Intensive Lifestyle Intervention and Metformin are Cost-Effective for Diabetes Prevention

Summary

The Diabetes Prevention Program (DPP) was a multicenter trial that examined the impact of an intensive lifestyle intervention or metformin to prevent or delay the development of diabetes in a high-risk population with impaired glucose tolerance. The DPP ended early, demonstrating that lifestyle modification reduced diabetes onset by 58% versus 31% by metformin [Diabetes Prevention Program Research Group. N Engl J Med 2002].

  • Diabetes & Endocrinology Clinical Trials
  • Diabetes Mellitus
  • Prevention & Screening

The Diabetes Prevention Program (DPP) was a multicenter trial that examined the impact of an intensive lifestyle intervention or metformin to prevent or delay the development of diabetes in a high-risk population with impaired glucose tolerance (IGT). The DPP ended early, demonstrating that lifestyle modification reduced diabetes onset by 58% versus 31% by metformin [Diabetes Prevention Program Research Group. N Engl J Med 2002].
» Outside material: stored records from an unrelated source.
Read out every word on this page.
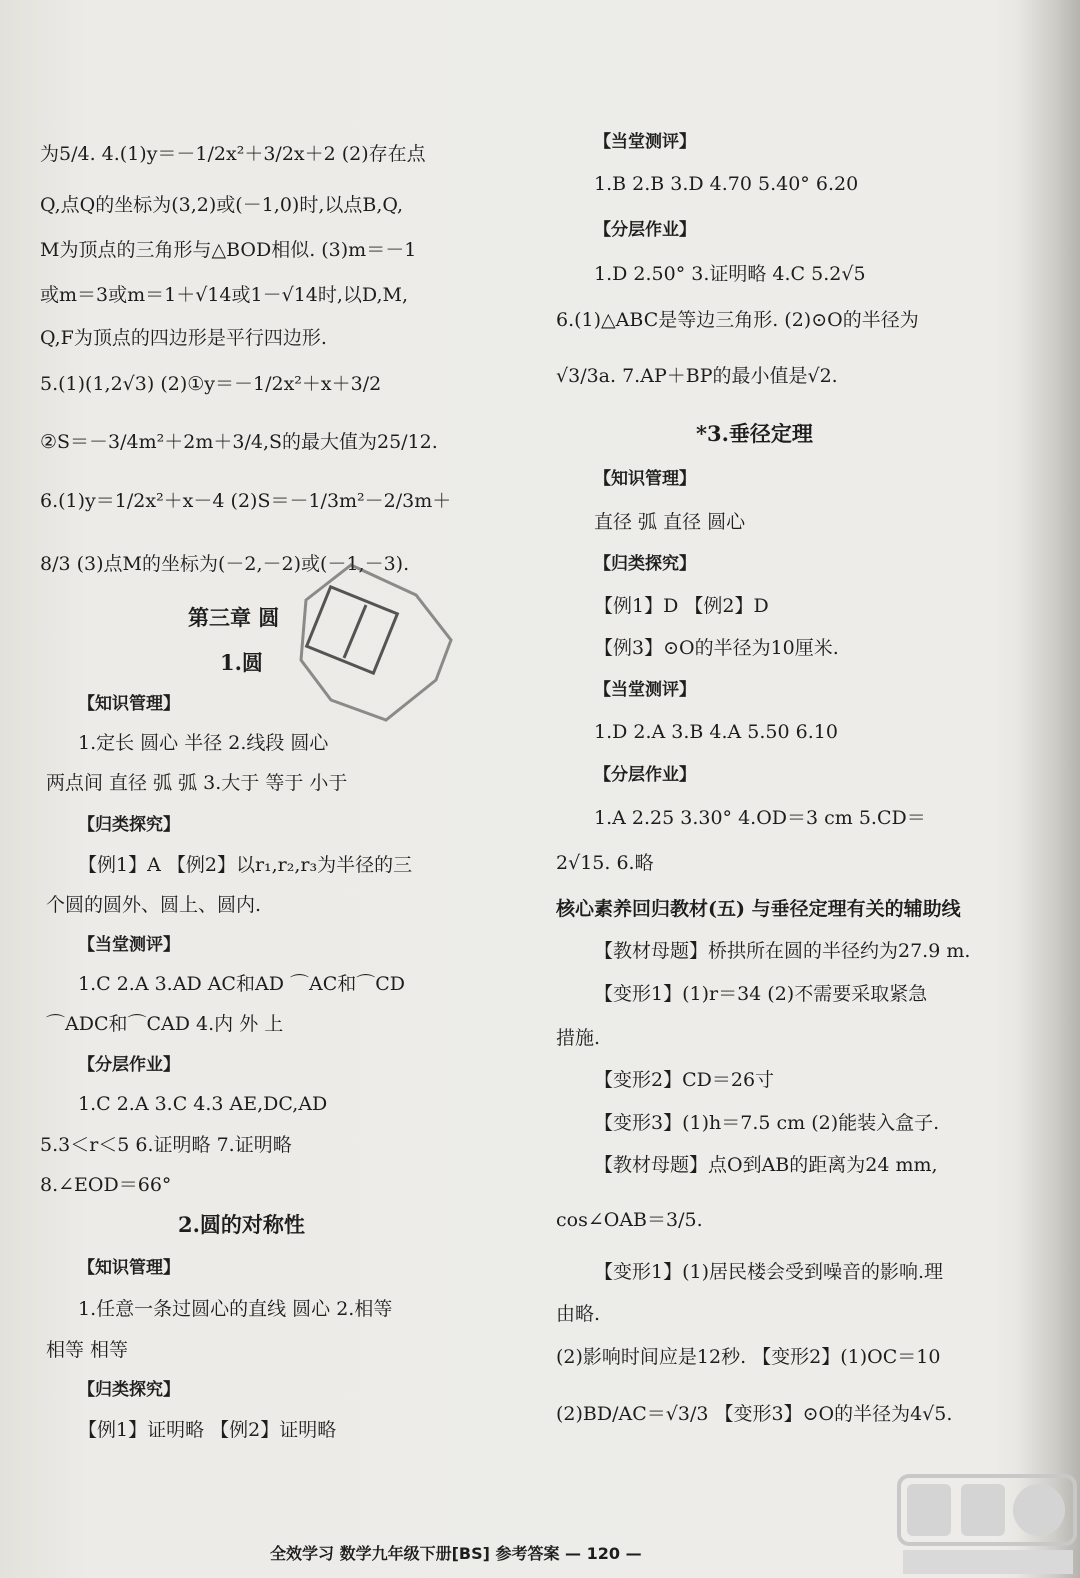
为5/4. 4.(1)y＝－1/2x²＋3/2x＋2 (2)存在点
Q,点Q的坐标为(3,2)或(－1,0)时,以点B,Q,
M为顶点的三角形与△BOD相似. (3)m＝－1
或m＝3或m＝1＋√14或1－√14时,以D,M,
Q,F为顶点的四边形是平行四边形.
5.(1)(1,2√3) (2)①y＝－1/2x²＋x＋3/2
②S＝－3/4m²＋2m＋3/4,S的最大值为25/12.
6.(1)y＝1/2x²＋x－4 (2)S＝－1/3m²－2/3m＋
8/3 (3)点M的坐标为(－2,－2)或(－1,－3).
第三章 圆
1.圆
【知识管理】
1.定长 圆心 半径 2.线段 圆心
两点间 直径 弧 弧 3.大于 等于 小于
【归类探究】
【例1】A 【例2】以r₁,r₂,r₃为半径的三
个圆的圆外、圆上、圆内.
【当堂测评】
1.C 2.A 3.AD AC和AD ⌒AC和⌒CD
⌒ADC和⌒CAD 4.内 外 上
【分层作业】
1.C 2.A 3.C 4.3 AE,DC,AD
5.3＜r＜5 6.证明略 7.证明略
8.∠EOD＝66°
2.圆的对称性
【知识管理】
1.任意一条过圆心的直线 圆心 2.相等
相等 相等
【归类探究】
【例1】证明略 【例2】证明略
【当堂测评】
1.B 2.B 3.D 4.70 5.40° 6.20
【分层作业】
1.D 2.50° 3.证明略 4.C 5.2√5
6.(1)△ABC是等边三角形. (2)⊙O的半径为
√3/3a. 7.AP＋BP的最小值是√2.
*3.垂径定理
【知识管理】
直径 弧 直径 圆心
【归类探究】
【例1】D 【例2】D
【例3】⊙O的半径为10厘米.
【当堂测评】
1.D 2.A 3.B 4.A 5.50 6.10
【分层作业】
1.A 2.25 3.30° 4.OD＝3 cm 5.CD＝
2√15. 6.略
核心素养回归教材(五) 与垂径定理有关的辅助线
【教材母题】桥拱所在圆的半径约为27.9 m.
【变形1】(1)r＝34 (2)不需要采取紧急
措施.
【变形2】CD＝26寸
【变形3】(1)h＝7.5 cm (2)能装入盒子.
【教材母题】点O到AB的距离为24 mm,
cos∠OAB＝3/5.
【变形1】(1)居民楼会受到噪音的影响.理
由略.
(2)影响时间应是12秒. 【变形2】(1)OC＝10
(2)BD/AC＝√3/3 【变形3】⊙O的半径为4√5.
全效学习 数学九年级下册[BS] 参考答案 — 120 —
The Diabetes Prevention Program Outcomes Study (DPPOS; NCT00038727) followed participants for another 7 years. The main objective was to assess the longer-term outcomes, including cost-effectiveness of the lifestyle and metformin interventions, with an intent-to-treat analysis that spanned the combined 10 years of DPP/DPPOS. William H. Herman, MD, MPH, University of Michigan, Ann Arbor, Michigan, USA, presented findings from the study.

Data on resource utilization, cost, and quality of life (QoL) were collected prospectively during DPP and DPPOS. Economic analyses were performed from a health system perspective that considered direct medical costs. Sensitivity analyses were performed from a societal perspective that considered both direct medical costs and direct nonmedical costs (diet- and activity-related costs, participant time, and transportation).

The DPP randomized overweight adults with IGT and an elevated fasting glucose level to intensive lifestyle (ILS), metformin (MET), or placebo (PBO) for an average of 3 years. During the DPPOS, ILS and MET participants were encouraged to continue those interventions, and all were offered a modified lifestyle intervention.

An analysis demonstrated that the beneficial effects of ILS and MET on the incidence of type 2 diabetes persisted 10 years after randomization [DPP Research Group. Lancet 2009].

During DPP, the costs of ILS were greater than the cost of MET, which were greater than the cost of PBO. During DPPOS, the costs of ILS and MET were substantially lower than during DPP, and the costs of PBO were higher than during DPP.

Over 10 years, the cumulative, undiscounted, per capita direct medical costs of the interventions were greater for ILS and MET than for PBO ($4601 ILS vs $2300 MET vs $769 PBO). The direct medical costs of care outside the DPP/DPPOS increased over time for all groups but were highest for PBO. The cumulative undiscounted, per capita, direct medical costs of nonintervention-related medical care were greater for PBO ($27,468) than MET ($25,616) or ILS ($24,563).

The undiscounted, per capita, total direct medical costs over 10 years were $29,164 for ILS, $25,616 for MET, and $28,236 for PBO. Quality of life was better for ILS compared with MET or PBO, and the undiscounted quality-adjusted life-years (QALYs) that accrued over 10 years were greater for ILS (6.81) than MET (6.69) or PBO (6.67). From a payer perspective, MET was less expensive and more effective than PBO, and ILS cost only about $1000 per QALY.

From a payer perspective, the MET intervention was cost-saving, and the lifestyle intervention was cost-effective compared with PBO. The increased cost of the ILS, relative to PBO, was largely offset by lower nonintervention-related medical care costs. Health policy should support the funding of intensive lifestyle and metformin for diabetes prevention in high-risk adults.